Theater is known to be one of the most time-consuming, beautiful, and graceful forms of art. Before each play, actors memorize and rehearse their lines until they reach perfection. One single mistake can cause a whole play to stop or become a complete disaster. In theater, each person needs to be dedicated and willing to do whatever it takes to make the play successful. This itself is already hard enough, but the CVHS American Sign Language class takes the meaning of theater to a whole new level.
From Feb. 9 to Feb.12, the ASL class is presenting a tale of adventure, love, and hope in The Little Mermaid…An Eternal Perspective. In ASL’s production, the classic Hans Christian Andersen tale, The Little Mermaid, is molded into a perfect story about the boundaries between the Deaf and the Hearing world.
Chris Martinez, an Honors ASL student who is playing Brad (the Prince of Bel-Air) commented, “It’s not your average Disney movie.”
Set in the modern time, Bree (Katie Grasseschi) is a deaf teen who gets her romantic dreams of receiving her first kiss from the school’s hottest guy, Brad (Chris Martinez), crushed by the misfortune of landing in a hospital. There, her world is turned around when high school students Charlie (Hayley Hall), Leo (Janeiro Golson), and Phoebe (Alex Adkins), Prue (Kiaira Rosby), and Piper (Nicole Braski), volunteer to cheer Bree up and create a unique fairytale of The Little Mermaid along the way.
Brielle (Chelsea Allen-Fiero), a mermaid and the daughter of King Eli (Tyler Reince), is dissatisfied with life in the sea, the Deaf World. She longs to explore the Hearing World, the world on the surface, and therefore goes to Coral (Candice Lozano), the Sea Witch, to strike a deal, defying her father. Coral gives her a cochlear headpiece which allows her to hear but not speak to the people in the Hearing World, on the condition that she never be able to return to the Deaf World.

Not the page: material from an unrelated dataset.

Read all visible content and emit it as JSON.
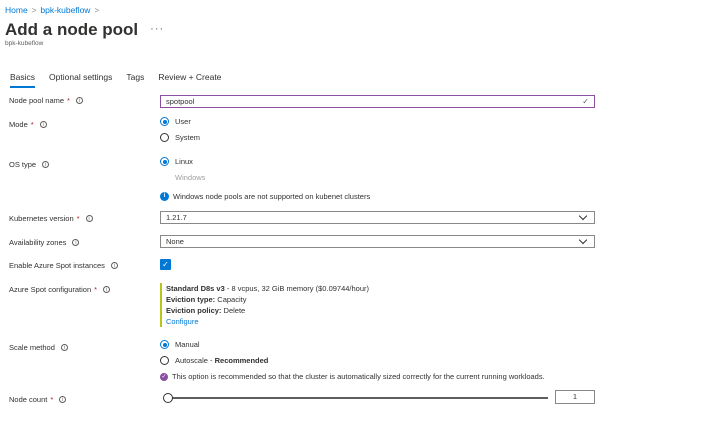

Since the summer of 2011, the CVHS ASL class has been preparing for the big play, first making the script, then auditioning, and finally rehearsing. Unlike the previous plays that the ASL class performed, where the actors sign what they are saying while a voice at the pit translated it, they are going to take the play to a professional level.
“This year we’re going to use a method that only the professionals have used. Instead of having a voice translating off stage, we’re going to have someone sign or talk and the person answering would reply with either one,” explained Ovida de Julia, CVHS ASL teacher.
Basically, for parts of the play, an actor on stage will say dialogue and the person replying would sign answering back but not repeating what what the previous actor has said.
This method would allow the audience who doesn’t know sign language to understand,” de Julia commented.
Aside from the unique sign language and dancing, the play will also be featuring songs such as “Octopus’ Garden,” “Wanna Be Startin’ Somethin,” “Hate on Me,” “California Prince Minty Fresh Mash-up,” and others.